On Wednesday, members of the Caricom Reparations Commission (CRC) voiced their opinions on the apology at a virtual media engagement hosted by the CRC in collaboration with the Centre for Reparations Research at The University of the West Indies (The UWI).
Chairman, CRC and vice-chancellor, The UWI, Professor Sir Hilary Beckles, said the Netherlands's prime minister's statement is viewed as a comma rather than a fullstop, noting that this metaphor is encouraging and offers hope for the future.
"The Caricom Reparations Commission is keen to enable the prime minister, therefore, to complete this Dutch sentence. It looks forward to the next step, which must be a dialogue with the nations and communities that continue to suffer and expect therefore to be treated with the dignity of participating in a dialogue with the Dutch State," he said.
He said the commission is looking forward to meeting with the Dutch prime minister and his team of representatives from the Dutch State to speak about the movement of the statement of apology into a "development approach in which reparatory justice is at the centre of the conversation".
"The Caribbean has made its point of view perfectly clear, that reparations for the region is about the implementation of a development plan that seeks to clean up the colonial mess left behind in the Caribbean and to position the region to be more sustainable and competitive within the context of the world economy," he said.
He lamented that the "depth of poverty, illiteracy, ill-health and all of the social and economic consequences of colonisation have remained at the centre of the Caribbean experience", and that a dialogue of this nature can be the basis on which those states that have extracted wealth for hundreds of years from the Caribbean region can now participate in a development strategy and a development model that the region and its victim communities are entitled to.
"We are hoping therefore to be in a position to meet with the Dutch Government at a suitable time to begin the process of implementing the prime minister's vision of an apology and the consequences of that for rehabilitation in the region in the Caribbean and bringing beautiful satisfaction and closure to this terrible phase in human history," he said.
In his remarks, chairman, National Reparations Committee of Suriname Armand Zunder said the presentation of an apology of the Dutch administration, "came a little unexpected because it wasn't the result of a process of dialogue, it was actually a result of a one-way-street approach that was presented on the 19th of December."
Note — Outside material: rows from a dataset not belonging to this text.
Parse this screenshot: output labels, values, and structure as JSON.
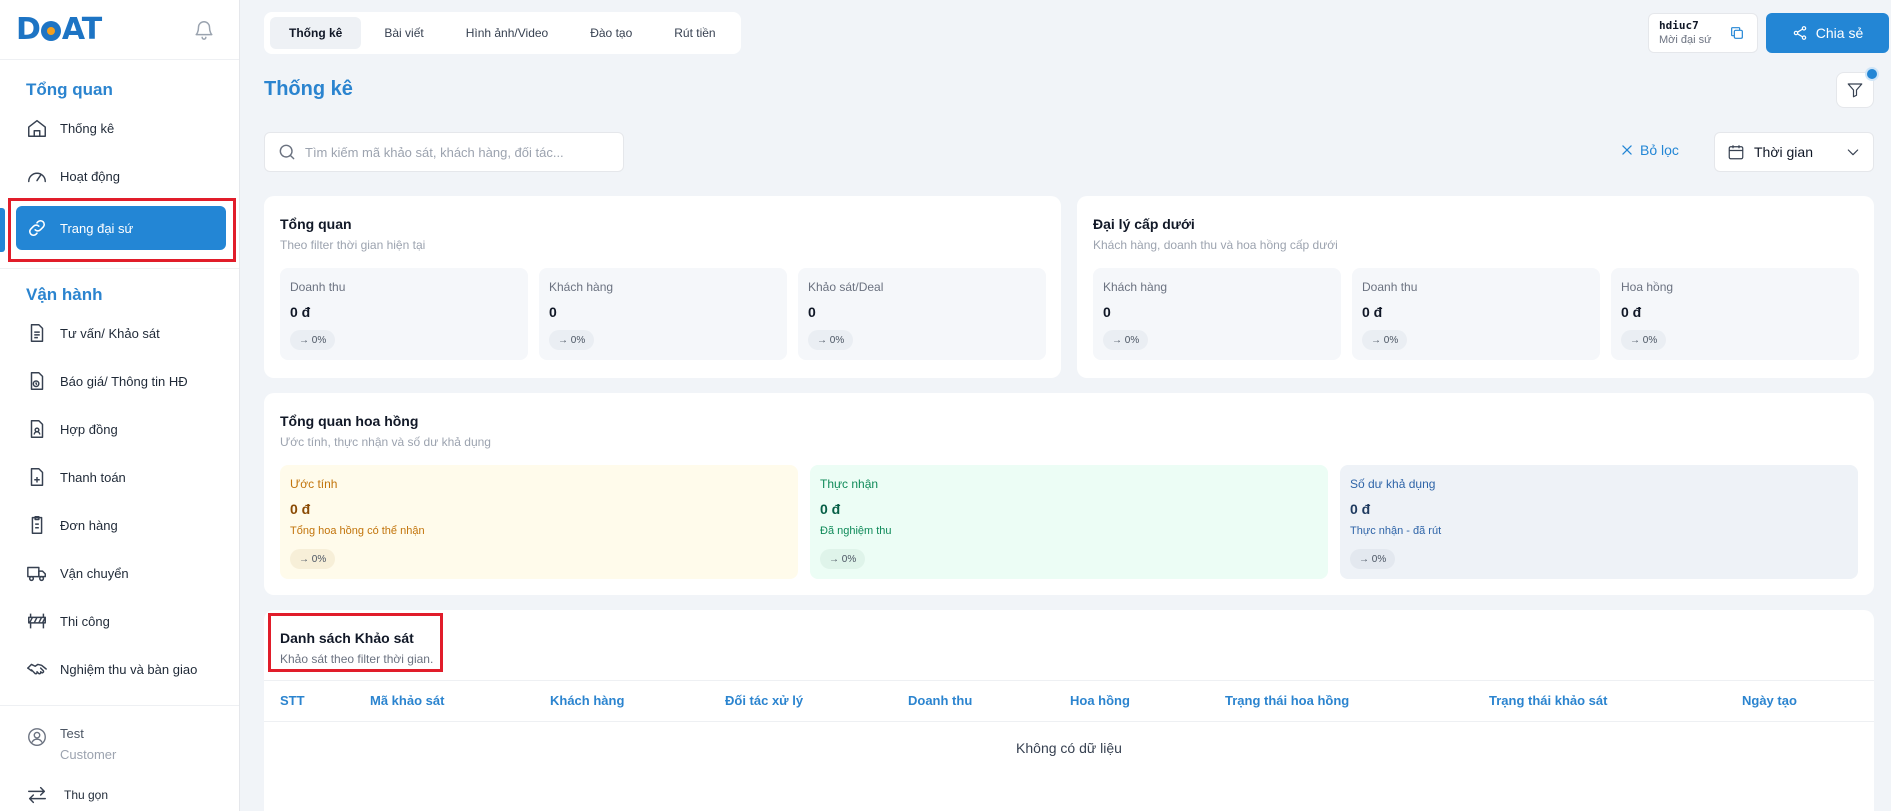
{
  "brand": {
    "logo_text_left": "D",
    "logo_text_right": "AT"
  },
  "sidebar": {
    "section_overview": "Tổng quan",
    "overview_items": [
      {
        "label": "Thống kê",
        "icon": "home-icon"
      },
      {
        "label": "Hoạt động",
        "icon": "gauge-icon"
      },
      {
        "label": "Trang đại sứ",
        "icon": "link-icon",
        "active": true
      }
    ],
    "section_operation": "Vận hành",
    "operation_items": [
      {
        "label": "Tư vấn/ Khảo sát",
        "icon": "document-icon"
      },
      {
        "label": "Báo giá/ Thông tin HĐ",
        "icon": "document-clock-icon"
      },
      {
        "label": "Hợp đồng",
        "icon": "document-user-icon"
      },
      {
        "label": "Thanh toán",
        "icon": "document-plus-icon"
      },
      {
        "label": "Đơn hàng",
        "icon": "clipboard-icon"
      },
      {
        "label": "Vận chuyển",
        "icon": "truck-icon"
      },
      {
        "label": "Thi công",
        "icon": "barrier-icon"
      },
      {
        "label": "Nghiệm thu và bàn giao",
        "icon": "handshake-icon"
      }
    ],
    "user": {
      "name": "Test",
      "role": "Customer"
    },
    "collapse_label": "Thu gọn"
  },
  "tabs": [
    {
      "label": "Thống kê",
      "active": true
    },
    {
      "label": "Bài viết"
    },
    {
      "label": "Hình ảnh/Video"
    },
    {
      "label": "Đào tạo"
    },
    {
      "label": "Rút tiền"
    }
  ],
  "header": {
    "agent_code": "hdiuc7",
    "agent_label": "Mời đại sứ",
    "share_label": "Chia sẻ"
  },
  "page": {
    "title": "Thống kê",
    "search_placeholder": "Tìm kiếm mã khảo sát, khách hàng, đối tác...",
    "clear_filter_label": "Bỏ lọc",
    "time_label": "Thời gian"
  },
  "overview": {
    "title": "Tổng quan",
    "subtitle": "Theo filter thời gian hiện tại",
    "stats": [
      {
        "label": "Doanh thu",
        "value": "0 đ",
        "change": "→ 0%"
      },
      {
        "label": "Khách hàng",
        "value": "0",
        "change": "→ 0%"
      },
      {
        "label": "Khảo sát/Deal",
        "value": "0",
        "change": "→ 0%"
      }
    ]
  },
  "sub_agents": {
    "title": "Đại lý cấp dưới",
    "subtitle": "Khách hàng, doanh thu và hoa hồng cấp dưới",
    "stats": [
      {
        "label": "Khách hàng",
        "value": "0",
        "change": "→ 0%"
      },
      {
        "label": "Doanh thu",
        "value": "0 đ",
        "change": "→ 0%"
      },
      {
        "label": "Hoa hồng",
        "value": "0 đ",
        "change": "→ 0%"
      }
    ]
  },
  "commission": {
    "title": "Tổng quan hoa hồng",
    "subtitle": "Ước tính, thực nhận và số dư khả dụng",
    "blocks": [
      {
        "label": "Ước tính",
        "value": "0 đ",
        "note": "Tổng hoa hồng có thể nhận",
        "change": "→ 0%"
      },
      {
        "label": "Thực nhận",
        "value": "0 đ",
        "note": "Đã nghiệm thu",
        "change": "→ 0%"
      },
      {
        "label": "Số dư khả dụng",
        "value": "0 đ",
        "note": "Thực nhận - đã rút",
        "change": "→ 0%"
      }
    ]
  },
  "survey_list": {
    "title": "Danh sách Khảo sát",
    "subtitle": "Khảo sát theo filter thời gian.",
    "columns": [
      "STT",
      "Mã khảo sát",
      "Khách hàng",
      "Đối tác xử lý",
      "Doanh thu",
      "Hoa hồng",
      "Trạng thái hoa hồng",
      "Trạng thái khảo sát",
      "Ngày tạo"
    ],
    "empty_text": "Không có dữ liệu"
  },
  "colors": {
    "accent": "#2386d5",
    "heading": "#2b84cf",
    "highlight": "#e11d2a"
  }
}
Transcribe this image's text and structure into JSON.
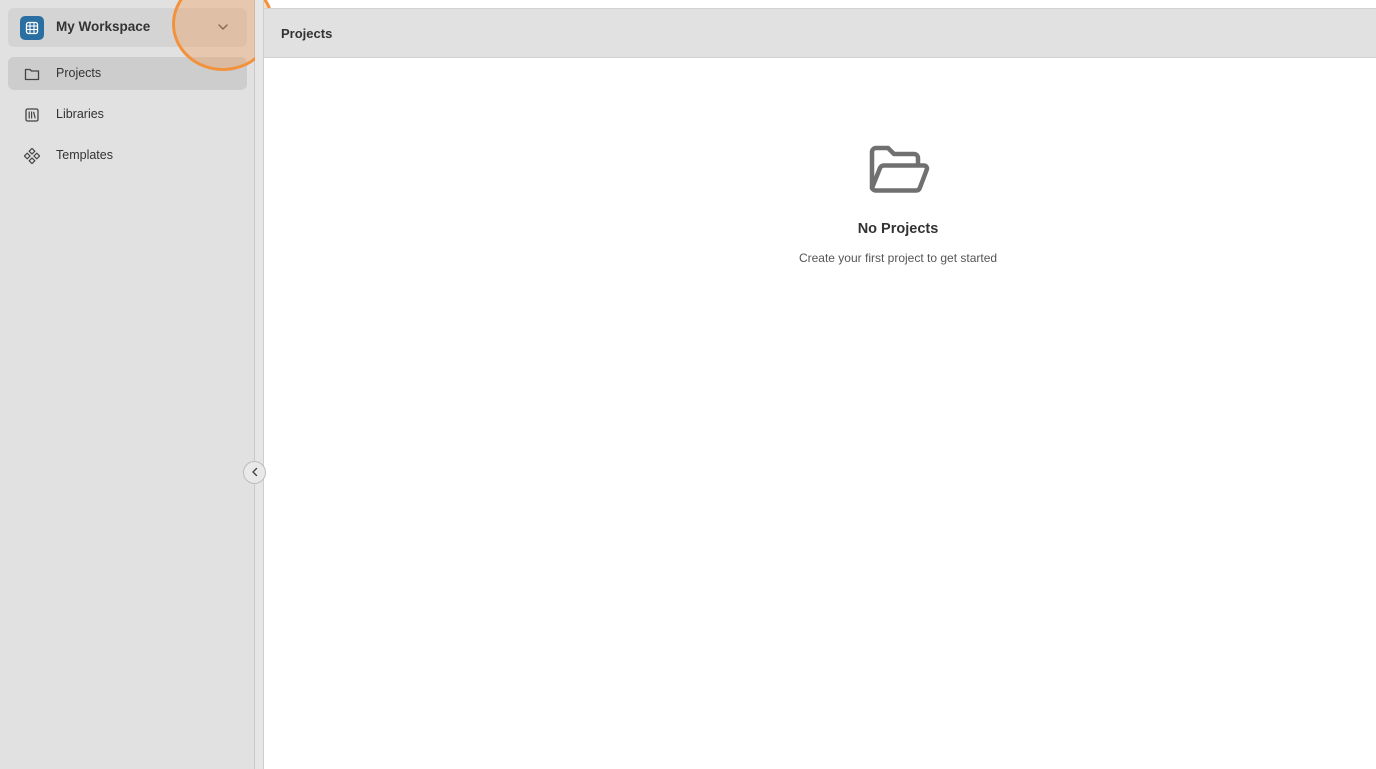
{
  "workspace": {
    "name": "My Workspace",
    "logo_icon": "workspace-logo-icon",
    "chevron_icon": "chevron-down-icon"
  },
  "sidebar": {
    "items": [
      {
        "label": "Projects",
        "icon": "folder-icon",
        "active": true
      },
      {
        "label": "Libraries",
        "icon": "library-icon",
        "active": false
      },
      {
        "label": "Templates",
        "icon": "templates-icon",
        "active": false
      }
    ],
    "collapse_icon": "chevron-left-icon"
  },
  "header": {
    "title": "Projects"
  },
  "empty_state": {
    "icon": "folder-open-icon",
    "title": "No Projects",
    "subtitle": "Create your first project to get started"
  },
  "colors": {
    "sidebar_bg": "#e1e1e1",
    "active_item_bg": "#cdcdcd",
    "workspace_logo": "#2a6fa1",
    "focus_highlight": "#f2923d"
  }
}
"It was considered within the Surinamese community, as a milestone. It was especially accepted by elderly Surinamese people very emotionally also in the Netherlands, because they had been waiting for this statement," he added.
Zunder noted, however, that as the information in the statement continues to be processed, it is noticeable that the crimes against humanity committed against the indigenous people of Suriname was not included and the responsibility the Dutch Government "has to take to entering the process of repair that actually will be the next step".
He noted, however, that the Surinamese people are "content" with the fact that the Dutch prime minister mentioned after his statement, a process of dialogue will start "and from the perspective of the Surinamese Reparations Commission, we expect that the King of the Netherlands on the 1st of July next year, which commemorates 150 years of ending of slavery in Suriname, that he will to Suriname and give an apology as the symbolic representative of the Dutch people."
"Meanwhile, before that, I think that from January 1, we will start talking with the Dutch Government and, of course, from the perspective of Caricom procedures, strategies which are laid down in the 10-point plan for reparatory justice," he added.
Further, chairman of the Guyana Reparations Committee Eric Phillips said that the Guyanese people "were somewhat dismayed" that as a former Dutch colony, the Cooperative Republic of Guyana was not mentioned in the apology.
He noted that Guyana was a Dutch colony from 1616 to 1812 — a period of 196 years, noting that at one time, there were over 300 Dutch-owned plantations in Guyana.
"We in Guyana, however, welcome the courageous step taken by the prime minister of the Netherlands. We see the apology as a portal — a gateway between the mental, spiritual,economic, financial, health, cultural and psychological crises — that people of African descent live with daily in the former colonies," he said.
Phillips said the Guyanese people see the apology as the beginning of constructive dialogue that will lead to repair, to reparatory justice.
"The apology is an important first step…let us engage the process of justice, especially during the final years of the International Decade for People of African Descent whose motto is recognition, justice, development — recognition of the crime through an apology which was just done by the Dutch prime minister, we need to see justice which is reparatory justice and then we need to use those resources from reparatory justice for development plans," he said.
In the meantime, co-chair, National Council on Reparation and director, Centre for Reparations Research at UWI, Professor Verene Shepherd, acknowledged the statement of apology as "a step in the right direction".
She said it was a reflection of the success of all reparations activists on all sides of the Atlantic, including the Caricom Reparations Commission "who have been calling in all former colonising powers through letters written to them in 2016 and through other means and media to own up to their past and acknowledge their role in the trafficking in Africans and African chattlelisation and commit to a process of repair," she said.
"Most Governments who have issued statements on the enslavement of Africans by their colonial states have not used the word 'apology' and have not agreed that the trans-Atlantic trafficking in enslaved Africans and chattel enslavement were crimes against humanity. So this statement was an advancement within that context," she said.